Христианское благочестие, то есть истинное богопочитание и исполнение заветов церкви на деле, жизнь благопристойная, спокойная, упорядоченная предусматривали отказ от многих плотских утех, от всяческого греха, который выражался в поступках, противных закону Божию, когда более всего торжествовала грешная, всесильная плоть, а слабый, затемненный дух молчал. И воистину было все по пословице: «Грехи любезны доводят до бездны», то есть до ада.
А язычество не знало запретов, обуздывающих плоть. Язычники пили вино без меры. Многоженство, а также и супружеская неверность были частью бытия; они не знали постов, и аскетизм православных праведников был им не только глубоко чужд, но и отвратителен.
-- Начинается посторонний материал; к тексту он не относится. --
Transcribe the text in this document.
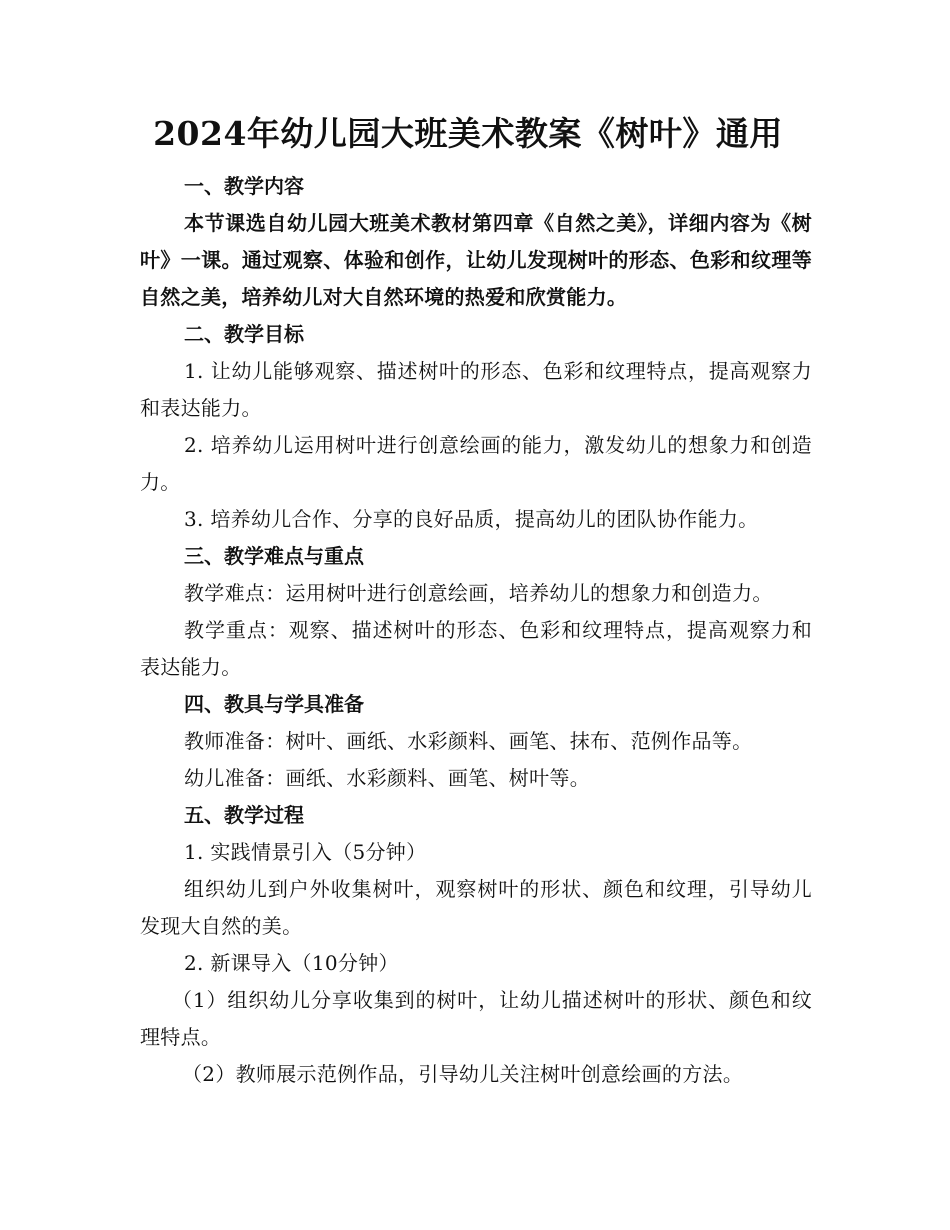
2024年幼儿园大班美术教案《树叶》通用

一、教学内容

本节课选自幼儿园大班美术教材第四章《自然之美》，详细内容为《树叶》一课。通过观察、体验和创作，让幼儿发现树叶的形态、色彩和纹理等自然之美，培养幼儿对大自然环境的热爱和欣赏能力。

二、教学目标

1. 让幼儿能够观察、描述树叶的形态、色彩和纹理特点，提高观察力和表达能力。

2. 培养幼儿运用树叶进行创意绘画的能力，激发幼儿的想象力和创造力。

3. 培养幼儿合作、分享的良好品质，提高幼儿的团队协作能力。

三、教学难点与重点

教学难点：运用树叶进行创意绘画，培养幼儿的想象力和创造力。

教学重点：观察、描述树叶的形态、色彩和纹理特点，提高观察力和表达能力。

四、教具与学具准备

教师准备：树叶、画纸、水彩颜料、画笔、抹布、范例作品等。

幼儿准备：画纸、水彩颜料、画笔、树叶等。

五、教学过程

1. 实践情景引入（5分钟）

组织幼儿到户外收集树叶，观察树叶的形状、颜色和纹理，引导幼儿发现大自然的美。

2. 新课导入（10分钟）

（1）组织幼儿分享收集到的树叶，让幼儿描述树叶的形状、颜色和纹理特点。

（2）教师展示范例作品，引导幼儿关注树叶创意绘画的方法。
И потому новообращенные христиане говаривали: «Рожденные во плоти причастны греху». Их плоть бунтовала против церковных запретов, и они не хотели обуздывать ее, впадая в плотоугодие, которое церковь уподобляла скотству. А язычники превыше всего ценили свободу от каких-либо запретов, и их любовь к вольной жизни на деле почти всегда превращалась в своеволие, принимая особенно уродливые формы в повальном пьянстве и драках, в которых нередко случались и смертоубийства. Эти пороки были настолько сильны и неискоренимы, что даже официальная церковь спасовала перед ними, записав в «Православном исповедании» – книге, изданной в XIX веке: «Грех сам по себе не существует, поелику он не сотворен Богом. Посему невозможно определить, в чем он состоит».
Поэтому даже через два с половиной столетия после крещения Руси краковский епископ Матвей писал аббату французского монастыря в Клерво Бернарду, которому послушно внимали кардиналы и папы: «Народ же русский множеством бесчисленному звездному небу подобный, и правило веры православной, и религии истинной установления не блюдет. Пренебрегая тем, что вне церкви католической (то есть „истинной“) нет места дароприношению, тот народ в дароприношении тела Господня (то есть в причащении), но и в уклонении от брака церковного, а равно в иных церкви таинствах позорно колеблется. Так заблуждениями различными и порочностью еретической от порога своего пропитанный, Христа лишь по имени признает, а по сути в глубине души отрицает».
И более того, еще через два с половиной века кардинал д’Эли писал в начале XV столетия: «Русские в такой степени сблизили свое христианство с язычеством, что трудно было сказать, что преобладало в его образовавшейся смеси: христианство ли, принявшее в себя языческие начала, или язычество, поглотившее христианское вероучение».